Hacker News new | ask | show | jobs
by t-3 945 days ago
I never questioned the competence of past engineers, I question the use of backwards compatibility.

Hardware has advanced, but software depends on standards and conventions formulated for far less capable hardware, and that's a problem.

The efficiency of string processing/generation is hugely important in terms of global energy consumption.

A simple and extremely common int->hex string conversion takes twice as many instructions as it would if ASCII was optimized for computability.

Bounds-checking for the English alphabet requires either an upfront normalization or twice the checking, so 50-100% more instructions for that.

There are also inconsistencies like front and back braces/(angle)brackets/parens not being convertible like the alphabet is.

[({< <-> >})] would have been just as or more useful than the alphabet being convertible and saved a few instructions in common parsing loops.

1 comments

> takes twice as many instructions

What is your preferred system? How does it affect other needs, like collation, or testing if something is upper-case vs. lower-case, or ease of supporting case-insensitivity?

Have you measured the performance difference? https://johnnylee-sde.github.io/Fast-unsigned-integer-to-hex... shows a branchless UlongToHexString which is essentially as fast as a lookup table and faster than the "naive" implementation.

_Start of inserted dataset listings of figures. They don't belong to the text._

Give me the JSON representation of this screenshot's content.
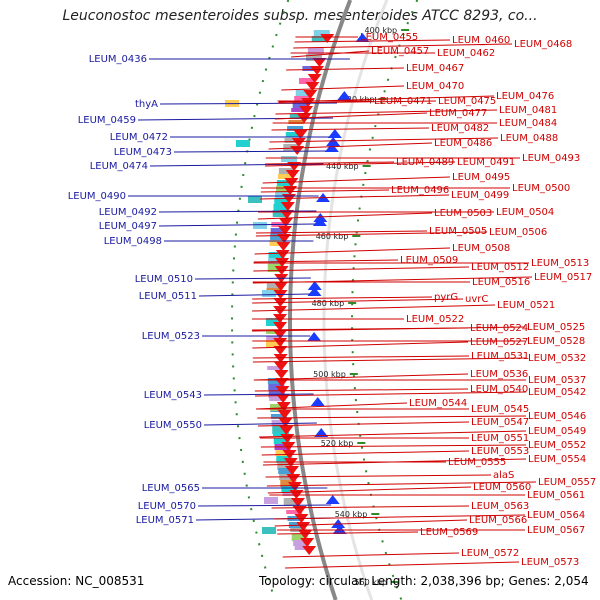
{
  "title": "Leuconostoc mesenteroides subsp. mesenteroides ATCC 8293, co...",
  "footer": {
    "accession": "Accession: NC_008531",
    "summary": "Topology: circular; Length: 2,038,396 bp; Genes: 2,054"
  },
  "colors": {
    "left_label": "#1a1aa0",
    "right_label": "#d00000",
    "forward_arrow": "#1a3cff",
    "reverse_arrow": "#ee1111",
    "tick": "#2d8a2d",
    "backbone": "#888888"
  },
  "kbp_ticks": [
    "400 kbp",
    "420 kbp",
    "440 kbp",
    "460 kbp",
    "480 kbp",
    "500 kbp",
    "520 kbp",
    "540 kbp",
    "560 kbp"
  ],
  "left_genes": [
    "LEUM_0436",
    "thyA",
    "LEUM_0459",
    "LEUM_0472",
    "LEUM_0473",
    "LEUM_0474",
    "LEUM_0490",
    "LEUM_0492",
    "LEUM_0497",
    "LEUM_0498",
    "LEUM_0510",
    "LEUM_0511",
    "LEUM_0523",
    "LEUM_0543",
    "LEUM_0550",
    "LEUM_0565",
    "LEUM_0570",
    "LEUM_0571"
  ],
  "right_genes": [
    "LEUM_0455",
    "LEUM_0460",
    "LEUM_0468",
    "LEUM_0457",
    "LEUM_0462",
    "LEUM_0467",
    "LEUM_0470",
    "LEUM_0476",
    "LEUM_0471",
    "LEUM_0475",
    "LEUM_0481",
    "LEUM_0477",
    "LEUM_0484",
    "LEUM_0482",
    "LEUM_0488",
    "LEUM_0486",
    "LEUM_0493",
    "LEUM_0489",
    "LEUM_0491",
    "LEUM_0495",
    "LEUM_0500",
    "LEUM_0496",
    "LEUM_0499",
    "LEUM_0503",
    "LEUM_0504",
    "LEUM_0505",
    "LEUM_0506",
    "LEUM_0508",
    "LEUM_0513",
    "LEUM_0509",
    "LEUM_0512",
    "LEUM_0517",
    "LEUM_0516",
    "pyrG",
    "uvrC",
    "LEUM_0521",
    "LEUM_0522",
    "LEUM_0524",
    "LEUM_0525",
    "LEUM_0527",
    "LEUM_0528",
    "LEUM_0531",
    "LEUM_0532",
    "LEUM_0536",
    "LEUM_0537",
    "LEUM_0540",
    "LEUM_0542",
    "LEUM_0544",
    "LEUM_0545",
    "LEUM_0546",
    "LEUM_0547",
    "LEUM_0549",
    "LEUM_0551",
    "LEUM_0552",
    "LEUM_0553",
    "LEUM_0554",
    "LEUM_0555",
    "alaS",
    "LEUM_0557",
    "LEUM_0560",
    "LEUM_0561",
    "LEUM_0563",
    "LEUM_0564",
    "LEUM_0566",
    "LEUM_0567",
    "LEUM_0569",
    "LEUM_0572",
    "LEUM_0573"
  ]
}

> Bounds-checking for the English alphabet

In the following it goes from 2 assembly instructions to three:

  int is_letter(char c) {
    c |= 0x20;  // normalize to lowercase
    return ('a' <= c) && (c <= 'z');
  }
Yes, that's 50% more assembly, to add a single bit-wise or, when testing a single character.

But, seriously, when is this useful? English words include an apostrophe, names like the English author Brontë use diacritics, and æ is still (rarely) used, like in the "Endowed Chair for Orthopædic Investigation" at https://orthop.washington.edu/research/ourlabs/collagen/peop... .

And when testing multiple characters at a time, there are clever optimizations like those used in UlongToHexString. SIMD within a register (SWAR) is quite powerful, eg, 8 characters could be or'ed at once in 64 bits, and of course the CPU can do a lot of work to pipeline things, so 50% more single-clock-tick instructions does not mean %50 more work.

> like front and back braces/(angle)brackets/parens not being convertible

I have never needed that operation. Why do you need it?

Usually when I find a "(" I know I need a ")", and if I also allow a "[" then I need an if-statement anyway since A(8) and A[8] are different things, and both paths implicitly know what to expect.

> and saved a few instructions in common parsing loops.

Parsing needs to know what specific character comes next, and they are very rarely limited to only those characters. The ones I've looked use a DFA, eg, via a switch statement or lookup table.

I can't figure out what advantage there is to that ordering, that is, I can't see why there would be any overall savings.

Especially in a language like C++ with > and >> and >>= and A<B<int>> and -> where only some of them are balanced.